Research on the Stability of Shallow-Buried Large Cross-Section Tunnel by Construction Method Conversion

The blind and random use of the combined construction method may have a great impact on tunnel stability. To determine the influence of construction method conversion on tunnel deformation and the reasonable conversion condition, a numerical model is established to simulate the construction method transforms from central diaphragm method to the benching tunneling method based on Jiaoweiqin Tunnel. The conversion condition is determined based on the results of tunnel geological prediction and in-site monitoring, and the temporary two-bench tunneling method is adopted to ensure the success of construction method conversion. Besides, the parameter analysis is done to analyze the influence of mechanical properties of surrounding rock mass and bench length on tunnel stability. Research results indicate that the construction safety should be evaluated before construction method conversion is carried out by analyzing the design blueprint, tunnel geological prediction results, geological survey reports, rock mass conditions in front of tunnel face, in-site monitoring data, and numerical simulation results. Meanwhile, the construction method conversion can be carried out in the order of central diaphragm method, two-bench tunneling method, and bench tunneling method. Parameter analysis results reveal that the deformation of primary support decreases in a negative exponential form with the increase in elasticity modulus and increases approximately linearly with the increase in bench length. For shallow buried and large cross-section tunnels, the tunnel deformation is in a small state when the elastic modulus of rock mass reaches a certain value. The construction method conversion can be carried out when the rock mass has a certain stability, and the length of construction method conversion should be small to ensure construction safety.

Introduction

Stability is one of most important things in the construction of tunnels and other underground projects (Bian et al., 2017; Wang et al., 2021; Zhao et al., 2021). Affected by the complex geological conditions, the stability of surrounding rock mass may be different at different areas. To ensure tunnel stability and reduce cost, suitable excavation methods should be introduced according to the geological conditions. For example, construction methods such as the full-face excavation method and bench tunneling method can be used when the surrounding rock mass has a certain self-stability (Liang et al., 2013; Cao C. et al., 2018; Zhang et al., 2021). For the tunnel adopting the bench tunneling method, the upper section is excavated first. Once it is excavated at a certain length, the excavation of the lower section begins. This method increases the working benches, and the interference between them is small. The construction progress is fast, and it can be adopted for large-scale mechanized operation. The central diaphragm (CD) method, cross diaphragm (CRD) method, and other methods can be adopted in the case of weak surrounding rock mass (Wang et al., 2019; Chen et al., 2020). When introducing the CD or CRD method, one side of a tunnel is excavated first, then a diaphragm is constructed, and finally, the other side is excavated. The construction progress is slow because there are many construction procedures, and it is not conducive to mechanized operation.

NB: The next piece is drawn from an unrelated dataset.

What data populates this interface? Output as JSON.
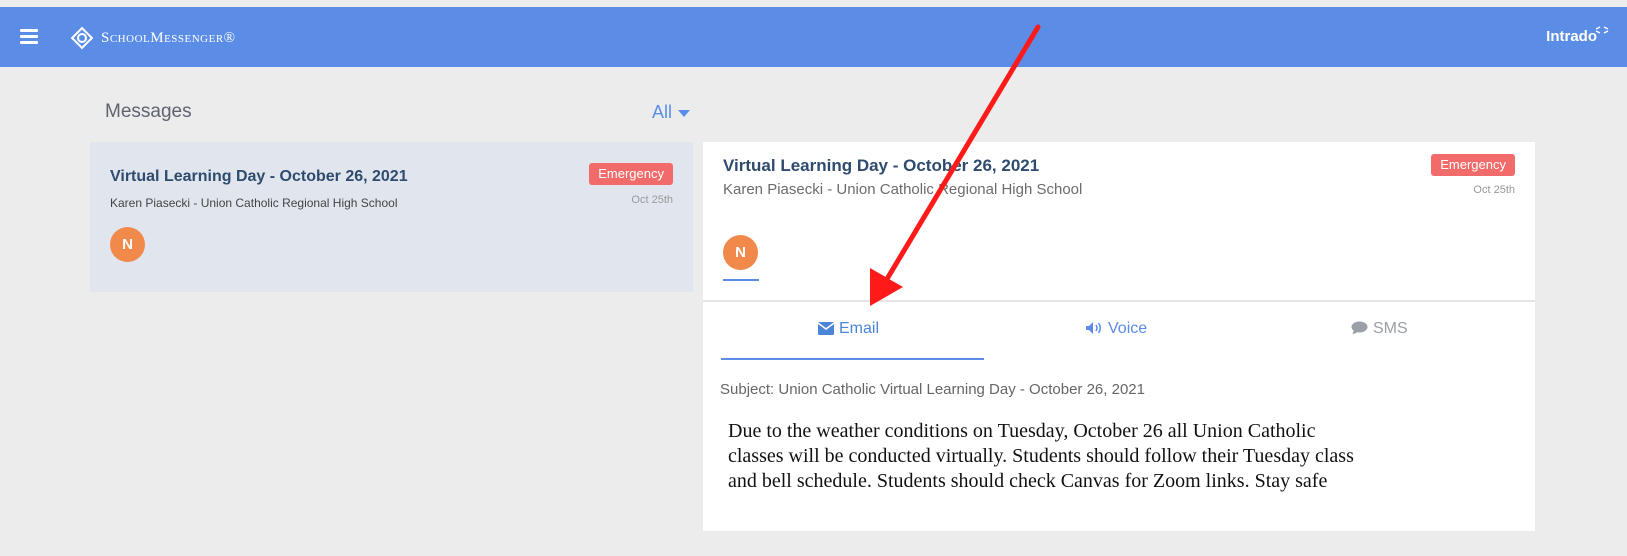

During tunnel excavation, different construction methods will cause significant differences in the relaxation area of the surrounding rock mass and further induce the difference in the force state and deformation of the primary support. In the transition section of different construction methods, the surrounding rock mass is disturbed frequently, and the stress state in the primary support force is complicated. Improper construction schemes are likely to cause tunnel instability, which has an adverse effect on the construction. For shallow buried and large cross-section tunnels, the risk of tunnel instability during the construction method transformation cannot be ignored.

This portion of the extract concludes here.